GRE: Introduction to Reading Comprehension

Graduate Record Examination (GRE) Reading Comprehension questions are based on a passage ranging from approximately 150 to 400 words in length. Each passage is followed by two to four questions based on the passage. The shorter passages are usually followed by two questions.

Ability Tested

This question type tests your ability to understand, interpret, and analyze reading passages on a variety of topics.
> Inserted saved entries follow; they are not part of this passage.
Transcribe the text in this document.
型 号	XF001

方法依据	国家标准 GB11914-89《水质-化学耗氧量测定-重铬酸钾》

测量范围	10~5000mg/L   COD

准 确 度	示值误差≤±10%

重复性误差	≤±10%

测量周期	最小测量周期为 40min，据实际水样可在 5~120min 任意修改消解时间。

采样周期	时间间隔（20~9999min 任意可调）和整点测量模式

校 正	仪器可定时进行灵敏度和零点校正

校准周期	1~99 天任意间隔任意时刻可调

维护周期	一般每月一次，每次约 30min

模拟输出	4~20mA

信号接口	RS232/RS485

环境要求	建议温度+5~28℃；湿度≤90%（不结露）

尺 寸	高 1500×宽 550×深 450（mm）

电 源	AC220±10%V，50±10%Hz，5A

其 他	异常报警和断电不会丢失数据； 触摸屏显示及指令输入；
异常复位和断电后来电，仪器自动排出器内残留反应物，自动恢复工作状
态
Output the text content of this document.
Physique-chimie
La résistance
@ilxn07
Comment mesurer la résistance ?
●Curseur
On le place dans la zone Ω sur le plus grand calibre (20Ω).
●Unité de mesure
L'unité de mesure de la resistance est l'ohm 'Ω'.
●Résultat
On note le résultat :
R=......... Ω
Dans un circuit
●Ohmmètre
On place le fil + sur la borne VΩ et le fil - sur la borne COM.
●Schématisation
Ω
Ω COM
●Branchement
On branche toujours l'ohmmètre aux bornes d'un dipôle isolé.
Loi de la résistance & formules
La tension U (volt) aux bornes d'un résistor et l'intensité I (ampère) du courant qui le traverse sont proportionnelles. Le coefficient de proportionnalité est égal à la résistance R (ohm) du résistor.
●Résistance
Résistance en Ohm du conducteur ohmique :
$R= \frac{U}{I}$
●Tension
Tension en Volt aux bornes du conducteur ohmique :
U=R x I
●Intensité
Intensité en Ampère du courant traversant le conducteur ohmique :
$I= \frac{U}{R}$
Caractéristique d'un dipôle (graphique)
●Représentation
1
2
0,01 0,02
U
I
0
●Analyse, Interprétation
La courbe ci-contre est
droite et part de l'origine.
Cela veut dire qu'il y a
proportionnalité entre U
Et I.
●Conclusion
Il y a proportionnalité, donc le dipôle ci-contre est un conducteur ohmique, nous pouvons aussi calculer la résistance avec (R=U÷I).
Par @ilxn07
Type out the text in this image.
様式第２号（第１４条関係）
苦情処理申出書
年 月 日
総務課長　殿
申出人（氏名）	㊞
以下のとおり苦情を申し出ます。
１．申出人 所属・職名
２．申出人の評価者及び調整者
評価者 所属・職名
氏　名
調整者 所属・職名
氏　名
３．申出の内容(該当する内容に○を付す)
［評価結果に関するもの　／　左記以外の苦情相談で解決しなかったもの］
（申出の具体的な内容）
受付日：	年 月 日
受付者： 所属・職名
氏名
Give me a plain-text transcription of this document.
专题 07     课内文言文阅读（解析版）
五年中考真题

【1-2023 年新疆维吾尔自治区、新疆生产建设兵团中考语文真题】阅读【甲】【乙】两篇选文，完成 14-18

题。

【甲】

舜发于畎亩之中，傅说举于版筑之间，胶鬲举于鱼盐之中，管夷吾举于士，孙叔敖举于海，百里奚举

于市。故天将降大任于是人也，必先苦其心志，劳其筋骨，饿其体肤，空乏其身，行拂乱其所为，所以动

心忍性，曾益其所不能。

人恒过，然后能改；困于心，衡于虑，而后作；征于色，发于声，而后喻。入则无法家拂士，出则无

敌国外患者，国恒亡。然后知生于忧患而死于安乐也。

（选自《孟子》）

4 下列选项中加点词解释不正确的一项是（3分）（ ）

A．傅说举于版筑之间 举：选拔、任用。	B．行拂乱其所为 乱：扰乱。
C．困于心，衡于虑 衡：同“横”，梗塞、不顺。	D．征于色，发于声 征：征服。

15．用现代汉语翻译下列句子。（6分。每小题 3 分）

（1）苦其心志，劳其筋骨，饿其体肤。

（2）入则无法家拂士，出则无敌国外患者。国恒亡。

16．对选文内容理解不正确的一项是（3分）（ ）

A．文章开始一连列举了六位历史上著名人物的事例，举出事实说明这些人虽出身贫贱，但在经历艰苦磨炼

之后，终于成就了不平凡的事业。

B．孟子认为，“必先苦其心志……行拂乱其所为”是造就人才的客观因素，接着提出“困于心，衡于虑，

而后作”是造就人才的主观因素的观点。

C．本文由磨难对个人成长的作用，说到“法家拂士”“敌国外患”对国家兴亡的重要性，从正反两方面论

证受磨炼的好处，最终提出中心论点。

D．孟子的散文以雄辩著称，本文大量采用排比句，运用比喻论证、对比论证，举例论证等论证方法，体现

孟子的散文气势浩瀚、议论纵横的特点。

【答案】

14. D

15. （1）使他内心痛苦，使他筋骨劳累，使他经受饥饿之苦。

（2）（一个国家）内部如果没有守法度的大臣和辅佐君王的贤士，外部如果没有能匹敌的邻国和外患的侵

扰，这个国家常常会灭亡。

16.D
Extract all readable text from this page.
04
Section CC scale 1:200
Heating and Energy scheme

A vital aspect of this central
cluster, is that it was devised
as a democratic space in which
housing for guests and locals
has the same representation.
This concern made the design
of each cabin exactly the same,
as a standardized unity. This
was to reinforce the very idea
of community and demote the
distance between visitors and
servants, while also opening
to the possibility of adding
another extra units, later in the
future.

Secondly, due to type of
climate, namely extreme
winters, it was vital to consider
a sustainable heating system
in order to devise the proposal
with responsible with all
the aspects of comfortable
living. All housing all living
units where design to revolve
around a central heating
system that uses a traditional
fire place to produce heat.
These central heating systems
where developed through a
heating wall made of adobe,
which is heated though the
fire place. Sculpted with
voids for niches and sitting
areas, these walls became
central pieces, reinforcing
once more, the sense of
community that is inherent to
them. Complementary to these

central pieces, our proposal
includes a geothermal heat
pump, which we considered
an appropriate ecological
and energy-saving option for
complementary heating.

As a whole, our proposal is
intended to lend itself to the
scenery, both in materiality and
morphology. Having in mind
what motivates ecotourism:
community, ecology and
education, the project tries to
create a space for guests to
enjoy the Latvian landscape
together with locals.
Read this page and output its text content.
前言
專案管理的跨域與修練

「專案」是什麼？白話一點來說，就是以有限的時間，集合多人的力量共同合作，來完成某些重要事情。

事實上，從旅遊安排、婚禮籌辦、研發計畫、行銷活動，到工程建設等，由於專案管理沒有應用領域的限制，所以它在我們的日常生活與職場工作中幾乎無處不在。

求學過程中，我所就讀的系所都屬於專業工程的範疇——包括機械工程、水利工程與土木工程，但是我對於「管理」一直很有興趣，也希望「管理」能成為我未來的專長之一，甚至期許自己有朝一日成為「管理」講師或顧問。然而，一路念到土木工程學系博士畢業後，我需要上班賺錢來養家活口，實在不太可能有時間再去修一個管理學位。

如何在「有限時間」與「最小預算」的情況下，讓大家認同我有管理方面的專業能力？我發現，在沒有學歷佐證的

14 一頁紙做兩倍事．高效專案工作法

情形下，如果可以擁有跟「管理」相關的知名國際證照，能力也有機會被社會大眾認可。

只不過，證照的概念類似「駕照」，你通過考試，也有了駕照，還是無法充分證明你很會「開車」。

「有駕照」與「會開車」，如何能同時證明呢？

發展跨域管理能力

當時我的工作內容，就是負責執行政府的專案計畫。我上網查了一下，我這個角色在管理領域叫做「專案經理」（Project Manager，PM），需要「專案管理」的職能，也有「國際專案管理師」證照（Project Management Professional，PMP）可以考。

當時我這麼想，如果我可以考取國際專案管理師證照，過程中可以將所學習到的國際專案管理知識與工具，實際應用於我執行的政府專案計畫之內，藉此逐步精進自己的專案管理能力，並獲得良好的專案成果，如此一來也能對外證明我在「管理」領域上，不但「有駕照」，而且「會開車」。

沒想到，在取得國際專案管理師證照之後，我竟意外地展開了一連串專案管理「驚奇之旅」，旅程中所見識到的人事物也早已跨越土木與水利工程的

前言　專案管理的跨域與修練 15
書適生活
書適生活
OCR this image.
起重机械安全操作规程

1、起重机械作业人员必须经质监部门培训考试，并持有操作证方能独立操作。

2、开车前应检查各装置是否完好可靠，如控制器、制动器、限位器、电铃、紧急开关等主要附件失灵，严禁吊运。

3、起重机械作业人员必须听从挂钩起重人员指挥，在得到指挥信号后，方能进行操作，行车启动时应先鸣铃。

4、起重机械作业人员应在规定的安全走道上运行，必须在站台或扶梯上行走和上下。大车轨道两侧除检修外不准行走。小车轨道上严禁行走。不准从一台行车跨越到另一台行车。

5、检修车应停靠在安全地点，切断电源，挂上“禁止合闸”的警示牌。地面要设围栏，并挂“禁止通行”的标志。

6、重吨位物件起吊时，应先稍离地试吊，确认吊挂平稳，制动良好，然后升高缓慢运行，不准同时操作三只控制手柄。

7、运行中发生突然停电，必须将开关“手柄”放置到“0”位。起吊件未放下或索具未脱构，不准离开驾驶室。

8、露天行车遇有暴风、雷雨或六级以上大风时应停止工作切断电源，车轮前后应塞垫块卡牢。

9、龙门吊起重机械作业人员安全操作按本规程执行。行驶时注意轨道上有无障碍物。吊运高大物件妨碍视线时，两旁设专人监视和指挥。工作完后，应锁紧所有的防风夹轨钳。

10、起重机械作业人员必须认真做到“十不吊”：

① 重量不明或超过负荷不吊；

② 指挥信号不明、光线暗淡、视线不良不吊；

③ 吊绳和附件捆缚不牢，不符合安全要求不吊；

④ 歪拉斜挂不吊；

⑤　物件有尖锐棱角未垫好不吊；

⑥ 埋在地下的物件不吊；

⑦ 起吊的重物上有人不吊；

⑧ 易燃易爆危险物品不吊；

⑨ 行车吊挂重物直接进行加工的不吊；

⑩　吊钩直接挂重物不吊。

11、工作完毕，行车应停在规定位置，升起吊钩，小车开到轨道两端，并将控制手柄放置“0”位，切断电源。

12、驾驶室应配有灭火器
Passages are generally taken from the following categories:

  • Biological science: passages about botany, medicine, or zoology

  • Physical science: passages about chemistry, physics, or astronomy

  • Humanities: passages about art, literature, music, folklore, or philosophy

  • Social studies: passages about history, government, economics, or sociology

The questions will frequently ask you:

  • about the main idea, main point, or possible title of the passage

  • about information that is directly stated in the passage

  • about information that is implied, suggested, or can be inferred

  • to recognize applications of the author's opinions or ideas

  • to evaluate how the author develops and presents the passage

  • to recognize the style or tone of the passage

Basic Skills Necessary

Students who have read widely and know how to read, analyze, and interpret stated and implied information efficiently tend to do well on this section.

Directions

Each passage is followed by questions based on its content. After reading a passage, choose the best answer to each question and choose the corresponding oval on the screen. Answer all questions about the passage on the basis of what is stated or implied in that passage. You may refer back to the passage.

Analysis

  • Use only the information given or implied in a passage. Do not consider outside information, even if it seems more accurate than the given information.

  • You are looking for the best answer, so be sure to read all the choices.

  • If you don't know the answer, try to eliminate some choices and then take an educated guess.

  • Because you may refer to the passage, don't try to memorize everything in the passage. Read the passage focusing on the main point or purpose and the structure of the passage.

  • Because the complete passage may not fit on the screen, make sure that you are comfortable with the method of scrolling on the screen.

  • Each passage contains numbered lines for reference and to assist you in finding a particular spot.